When I learned he had passed away, I immediately opened my copy of A MASTERPIECE IN DISARRAY by Max Evry. It’s an oral history of the making of David Lynch’s DUNE—a gift from my old DUNE pal Tim McGonagle.
I found these photos of Lynch collected inside.




Even then, in his thirties, a philosophy of being seemed to radiate from every gesture: a curiosity and openness re: the world of humans and things around him. A dedication to finding and nourishing a deep happiness within.
So I wrote these paltry words and put them on instagram, but I’ll share them here as well in case you hate that platform, and why shouldn’t you, after all?
What Lynch knew and was trying to tell us all along is: you should take pictures of the hotel parrots. Even if you’re in the midst of filming a massive, impossible, sandworm opera in the desert, don’t forget to look around. Be curious about birds. Be curious about everything. Talk to people. Accept sunscreen and other help. Sit at your desk and get things done. But also doodle and daydream of a cat with a rat strapped to it. What does it mean? It does not matter. Put it in your movie. David Lynch gave us permission through example: to be as strange as you are and take value in it, to accept the logic of dreams, to not fear the unexplainable, and instead to enjoy its silence.
There’s a lot to emulate in Lynch’s life. NOT the cigarettes, please, but definitely the meditation.
Even if you don’t specifically get into Lynch’s beloved Transcendental Meditation, it’s clear that his habit of mindfulness made him a person who not only enjoyed life, but likely looked at death with less terror.
I saw a video of him talking to Harry Dean Stanton online, and when Lynch asks Stanton “how would you like to be remembered” and Stanton says, “It doesn’t matter,” you can see Lynch smile, as if to say “This guy gets it.”

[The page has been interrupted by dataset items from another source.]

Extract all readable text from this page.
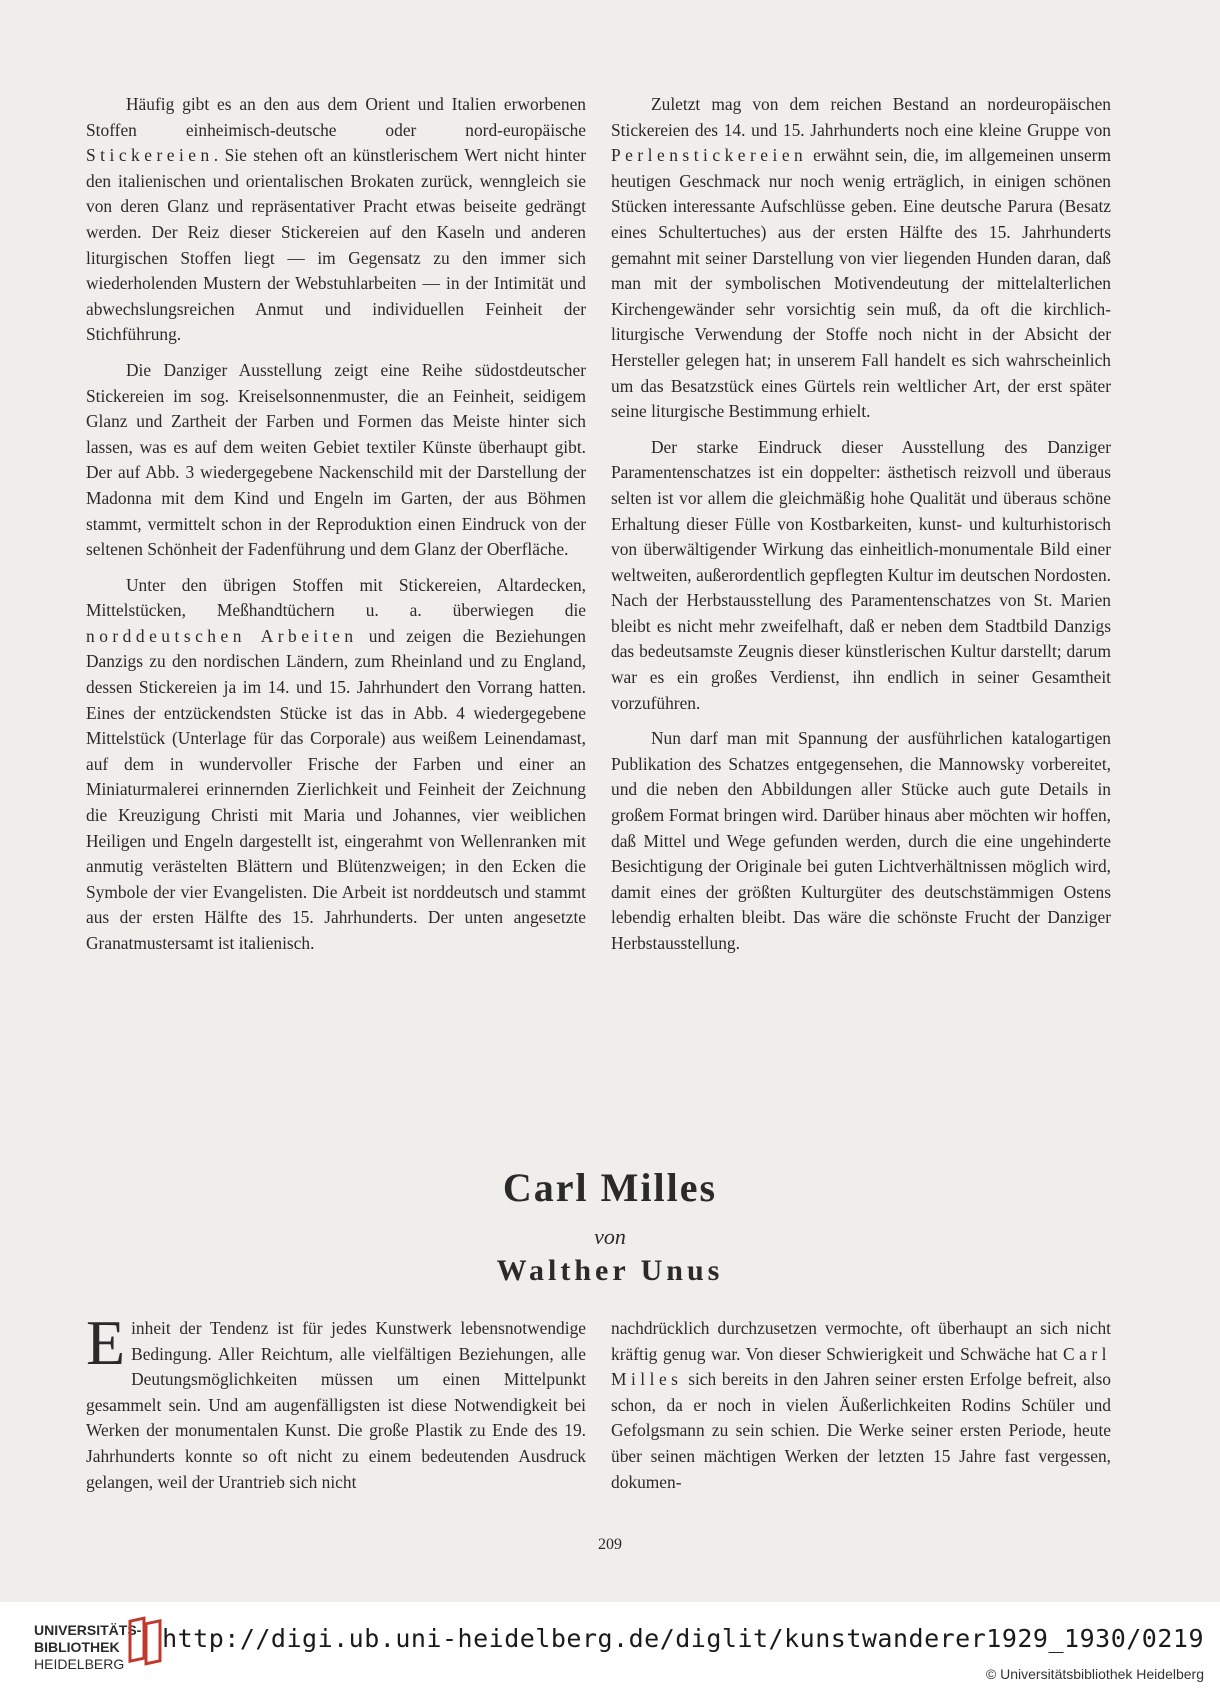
Häufig gibt es an den aus dem Orient und Italien erworbenen Stoffen einheimisch-deutsche oder nord-europäische Stickereien. Sie stehen oft an künstlerischem Wert nicht hinter den italienischen und orientalischen Brokaten zurück, wenngleich sie von deren Glanz und repräsentativer Pracht etwas beiseite gedrängt werden. Der Reiz dieser Stickereien auf den Kaseln und anderen liturgischen Stoffen liegt — im Gegensatz zu den immer sich wiederholenden Mustern der Webstuhlarbeiten — in der Intimität und abwechslungsreichen Anmut und individuellen Feinheit der Stichführung.

Die Danziger Ausstellung zeigt eine Reihe südostdeutscher Stickereien im sog. Kreiselsonnenmuster, die an Feinheit, seidigem Glanz und Zartheit der Farben und Formen das Meiste hinter sich lassen, was es auf dem weiten Gebiet textiler Künste überhaupt gibt. Der auf Abb. 3 wiedergegebene Nackenschild mit der Darstellung der Madonna mit dem Kind und Engeln im Garten, der aus Böhmen stammt, vermittelt schon in der Reproduktion einen Eindruck von der seltenen Schönheit der Fadenführung und dem Glanz der Oberfläche.

Unter den übrigen Stoffen mit Stickereien, Altardecken, Mittelstücken, Meßhandtüchern u. a. überwiegen die norddeutschen Arbeiten und zeigen die Beziehungen Danzigs zu den nordischen Ländern, zum Rheinland und zu England, dessen Stickereien ja im 14. und 15. Jahrhundert den Vorrang hatten. Eines der entzückendsten Stücke ist das in Abb. 4 wiedergegebene Mittelstück (Unterlage für das Corporale) aus weißem Leinendamast, auf dem in wundervoller Frische der Farben und einer an Miniaturmalerei erinnernden Zierlichkeit und Feinheit der Zeichnung die Kreuzigung Christi mit Maria und Johannes, vier weiblichen Heiligen und Engeln dargestellt ist, eingerahmt von Wellenranken mit anmutig verästelten Blättern und Blütenzweigen; in den Ecken die Symbole der vier Evangelisten. Die Arbeit ist norddeutsch und stammt aus der ersten Hälfte des 15. Jahrhunderts. Der unten angesetzte Granatmustersamt ist italienisch.

Zuletzt mag von dem reichen Bestand an nordeuropäischen Stickereien des 14. und 15. Jahrhunderts noch eine kleine Gruppe von Perlenstickereien erwähnt sein, die, im allgemeinen unserm heutigen Geschmack nur noch wenig erträglich, in einigen schönen Stücken interessante Aufschlüsse geben. Eine deutsche Parura (Besatz eines Schultertuches) aus der ersten Hälfte des 15. Jahrhunderts gemahnt mit seiner Darstellung von vier liegenden Hunden daran, daß man mit der symbolischen Motivendeutung der mittelalterlichen Kirchengewänder sehr vorsichtig sein muß, da oft die kirchlich-liturgische Verwendung der Stoffe noch nicht in der Absicht der Hersteller gelegen hat; in unserem Fall handelt es sich wahrscheinlich um das Besatzstück eines Gürtels rein weltlicher Art, der erst später seine liturgische Bestimmung erhielt.

Der starke Eindruck dieser Ausstellung des Danziger Paramentenschatzes ist ein doppelter: ästhetisch reizvoll und überaus selten ist vor allem die gleichmäßig hohe Qualität und überaus schöne Erhaltung dieser Fülle von Kostbarkeiten, kunst- und kulturhistorisch von überwältigender Wirkung das einheitlich-monumentale Bild einer weltweiten, außerordentlich gepflegten Kultur im deutschen Nordosten. Nach der Herbstausstellung des Paramentenschatzes von St. Marien bleibt es nicht mehr zweifelhaft, daß er neben dem Stadtbild Danzigs das bedeutsamste Zeugnis dieser künstlerischen Kultur darstellt; darum war es ein großes Verdienst, ihn endlich in seiner Gesamtheit vorzuführen.

Nun darf man mit Spannung der ausführlichen katalogartigen Publikation des Schatzes entgegensehen, die Mannowsky vorbereitet, und die neben den Abbildungen aller Stücke auch gute Details in großem Format bringen wird. Darüber hinaus aber möchten wir hoffen, daß Mittel und Wege gefunden werden, durch die eine ungehinderte Besichtigung der Originale bei guten Lichtverhältnissen möglich wird, damit eines der größten Kulturgüter des deutschstämmigen Ostens lebendig erhalten bleibt. Das wäre die schönste Frucht der Danziger Herbstausstellung.

Carl Milles
von
Walther Unus

Einheit der Tendenz ist für jedes Kunstwerk lebensnotwendige Bedingung. Aller Reichtum, alle vielfältigen Beziehungen, alle Deutungsmöglichkeiten müssen um einen Mittelpunkt gesammelt sein. Und am augenfälligsten ist diese Notwendigkeit bei Werken der monumentalen Kunst. Die große Plastik zu Ende des 19. Jahrhunderts konnte so oft nicht zu einem bedeutenden Ausdruck gelangen, weil der Urantrieb sich nicht

nachdrücklich durchzusetzen vermochte, oft überhaupt an sich nicht kräftig genug war. Von dieser Schwierigkeit und Schwäche hat Carl Milles sich bereits in den Jahren seiner ersten Erfolge befreit, also schon, da er noch in vielen Äußerlichkeiten Rodins Schüler und Gefolgsmann zu sein schien. Die Werke seiner ersten Periode, heute über seinen mächtigen Werken der letzten 15 Jahre fast vergessen, dokumen-

209
UNIVERSITÄTS-
BIBLIOTHEK
HEIDELBERG
http://digi.ub.uni-heidelberg.de/diglit/kunstwanderer1929_1930/0219
© Universitätsbibliothek Heidelberg
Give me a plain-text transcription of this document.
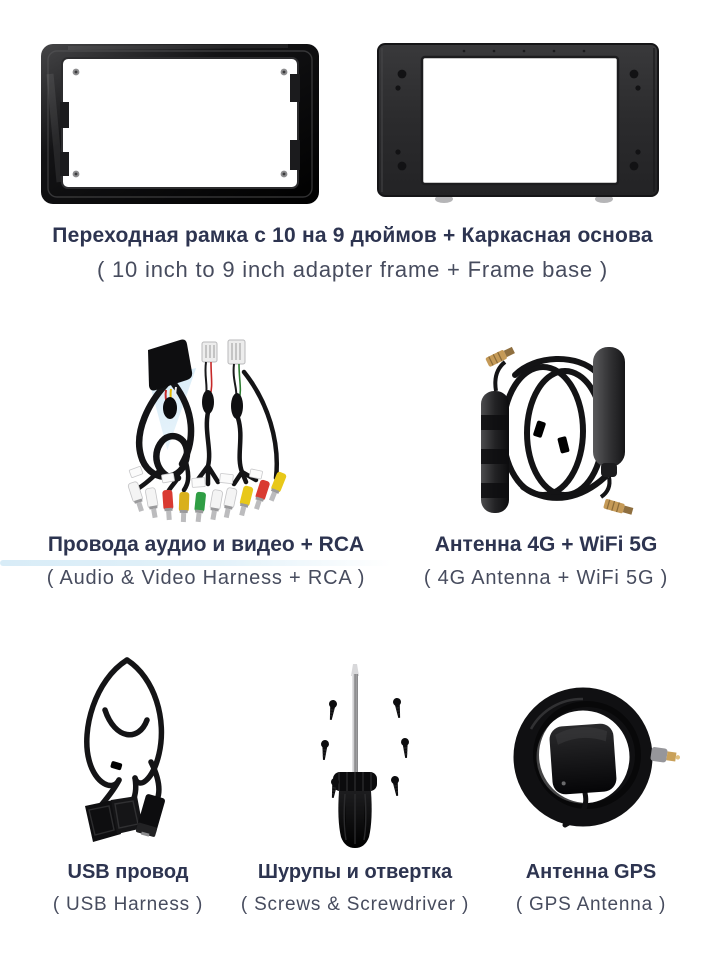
Переходная рамка с 10 на 9 дюймов + Каркасная основа

( 10 inch to 9 inch adapter frame + Frame base )

Провода аудио и видео + RCA

( Audio & Video Harness + RCA )

Антенна 4G + WiFi 5G

( 4G Antenna + WiFi 5G )

USB провод

( USB Harness )

Шурупы и отвертка

( Screws & Screwdriver )

Антенна GPS

( GPS Antenna )
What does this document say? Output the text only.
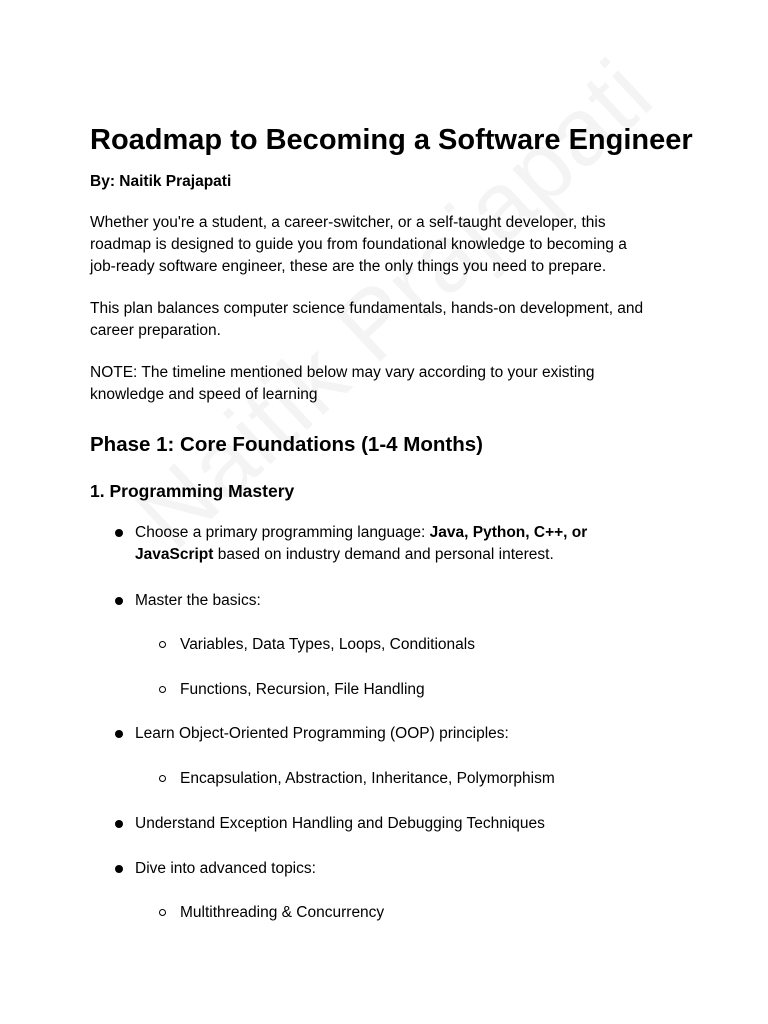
Roadmap to Becoming a Software Engineer

By: Naitik Prajapati

Whether you're a student, a career-switcher, or a self-taught developer, this
roadmap is designed to guide you from foundational knowledge to becoming a
job-ready software engineer, these are the only things you need to prepare.

This plan balances computer science fundamentals, hands-on development, and
career preparation.

NOTE: The timeline mentioned below may vary according to your existing
knowledge and speed of learning

Phase 1: Core Foundations (1-4 Months)
1. Programming Mastery
Choose a primary programming language: Java, Python, C++, or
JavaScript based on industry demand and personal interest.
Master the basics:
Variables, Data Types, Loops, Conditionals
Functions, Recursion, File Handling
Learn Object-Oriented Programming (OOP) principles:
Encapsulation, Abstraction, Inheritance, Polymorphism
Understand Exception Handling and Debugging Techniques
Dive into advanced topics:
Multithreading & Concurrency
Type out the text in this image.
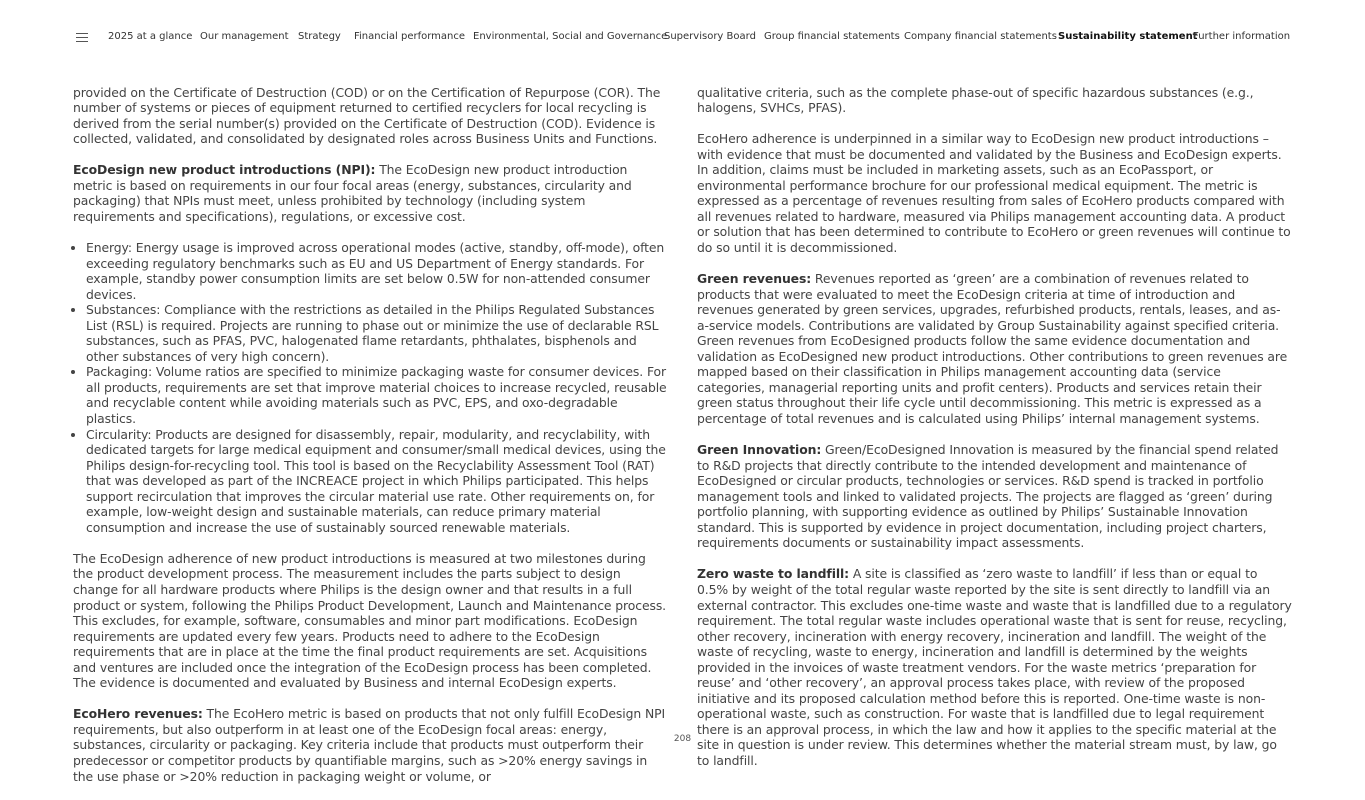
2025 at a glance Our management Strategy Financial performance Environmental, Social and Governance
Supervisory Board Group financial statements Company financial statements Sustainability statement
Further information

provided on the Certificate of Destruction (COD) or on the Certification of Repurpose (COR). The number of systems or pieces of equipment returned to certified recyclers for local recycling is derived from the serial number(s) provided on the Certificate of Destruction (COD). Evidence is collected, validated, and consolidated by designated roles across Business Units and Functions.

EcoDesign new product introductions (NPI): The EcoDesign new product introduction metric is based on requirements in our four focal areas (energy, substances, circularity and packaging) that NPIs must meet, unless prohibited by technology (including system requirements and specifications), regulations, or excessive cost.

• Energy: Energy usage is improved across operational modes (active, standby, off-mode), often exceeding regulatory benchmarks such as EU and US Department of Energy standards. For example, standby power consumption limits are set below 0.5W for non-attended consumer devices.
• Substances: Compliance with the restrictions as detailed in the Philips Regulated Substances List (RSL) is required. Projects are running to phase out or minimize the use of declarable RSL substances, such as PFAS, PVC, halogenated flame retardants, phthalates, bisphenols and other substances of very high concern).
• Packaging: Volume ratios are specified to minimize packaging waste for consumer devices. For all products, requirements are set that improve material choices to increase recycled, reusable and recyclable content while avoiding materials such as PVC, EPS, and oxo-degradable plastics.
• Circularity: Products are designed for disassembly, repair, modularity, and recyclability, with dedicated targets for large medical equipment and consumer/small medical devices, using the Philips design-for-recycling tool. This tool is based on the Recyclability Assessment Tool (RAT) that was developed as part of the INCREACE project in which Philips participated. This helps support recirculation that improves the circular material use rate. Other requirements on, for example, low-weight design and sustainable materials, can reduce primary material consumption and increase the use of sustainably sourced renewable materials.

The EcoDesign adherence of new product introductions is measured at two milestones during the product development process. The measurement includes the parts subject to design change for all hardware products where Philips is the design owner and that results in a full product or system, following the Philips Product Development, Launch and Maintenance process. This excludes, for example, software, consumables and minor part modifications. EcoDesign requirements are updated every few years. Products need to adhere to the EcoDesign requirements that are in place at the time the final product requirements are set. Acquisitions and ventures are included once the integration of the EcoDesign process has been completed. The evidence is documented and evaluated by Business and internal EcoDesign experts.

EcoHero revenues: The EcoHero metric is based on products that not only fulfill EcoDesign NPI requirements, but also outperform in at least one of the EcoDesign focal areas: energy, substances, circularity or packaging. Key criteria include that products must outperform their predecessor or competitor products by quantifiable margins, such as >20% energy savings in the use phase or >20% reduction in packaging weight or volume, or

qualitative criteria, such as the complete phase-out of specific hazardous substances (e.g., halogens, SVHCs, PFAS).

EcoHero adherence is underpinned in a similar way to EcoDesign new product introductions – with evidence that must be documented and validated by the Business and EcoDesign experts. In addition, claims must be included in marketing assets, such as an EcoPassport, or environmental performance brochure for our professional medical equipment. The metric is expressed as a percentage of revenues resulting from sales of EcoHero products compared with all revenues related to hardware, measured via Philips management accounting data. A product or solution that has been determined to contribute to EcoHero or green revenues will continue to do so until it is decommissioned.

Green revenues: Revenues reported as ‘green’ are a combination of revenues related to products that were evaluated to meet the EcoDesign criteria at time of introduction and revenues generated by green services, upgrades, refurbished products, rentals, leases, and as-a-service models. Contributions are validated by Group Sustainability against specified criteria. Green revenues from EcoDesigned products follow the same evidence documentation and validation as EcoDesigned new product introductions. Other contributions to green revenues are mapped based on their classification in Philips management accounting data (service categories, managerial reporting units and profit centers). Products and services retain their green status throughout their life cycle until decommissioning. This metric is expressed as a percentage of total revenues and is calculated using Philips’ internal management systems.

Green Innovation: Green/EcoDesigned Innovation is measured by the financial spend related to R&D projects that directly contribute to the intended development and maintenance of EcoDesigned or circular products, technologies or services. R&D spend is tracked in portfolio management tools and linked to validated projects. The projects are flagged as ‘green’ during portfolio planning, with supporting evidence as outlined by Philips’ Sustainable Innovation standard. This is supported by evidence in project documentation, including project charters, requirements documents or sustainability impact assessments.

Zero waste to landfill: A site is classified as ‘zero waste to landfill’ if less than or equal to 0.5% by weight of the total regular waste reported by the site is sent directly to landfill via an external contractor. This excludes one-time waste and waste that is landfilled due to a regulatory requirement. The total regular waste includes operational waste that is sent for reuse, recycling, other recovery, incineration with energy recovery, incineration and landfill. The weight of the waste of recycling, waste to energy, incineration and landfill is determined by the weights provided in the invoices of waste treatment vendors. For the waste metrics ‘preparation for reuse’ and ‘other recovery’, an approval process takes place, with review of the proposed initiative and its proposed calculation method before this is reported. One-time waste is non-operational waste, such as construction. For waste that is landfilled due to legal requirement there is an approval process, in which the law and how it applies to the specific material at the site in question is under review. This determines whether the material stream must, by law, go to landfill.

208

It reminded me of something I overheard in the YMCA locker room this week after a swim. For years there have been a clutch of old guys who hang out there, gossiping and shit stirring and sometime singing doo wop in the nude.
This week I heard one guy say to the other, “We are nothing but dust. Cosmic dust. If they don’t appreciate you, if they don’t appreciate your gifts, then fuck them.”
These guys get it.
I’ve been going to this YMCA for 15 years. Scurrying from locker to shower. I don’t like transitions and I never liked public nudity. I always felt terrified, unsure of which shame to cover first: my top half shame or my bottom half shame.
Now I realize I am one of the old guys. And while I do not sing doo wop, I feel more comfortable being naked now, both physically and figuratively. We are nothing but cosmic dust after all.
As Harry Dean Stanton said, there is no self. What a relief.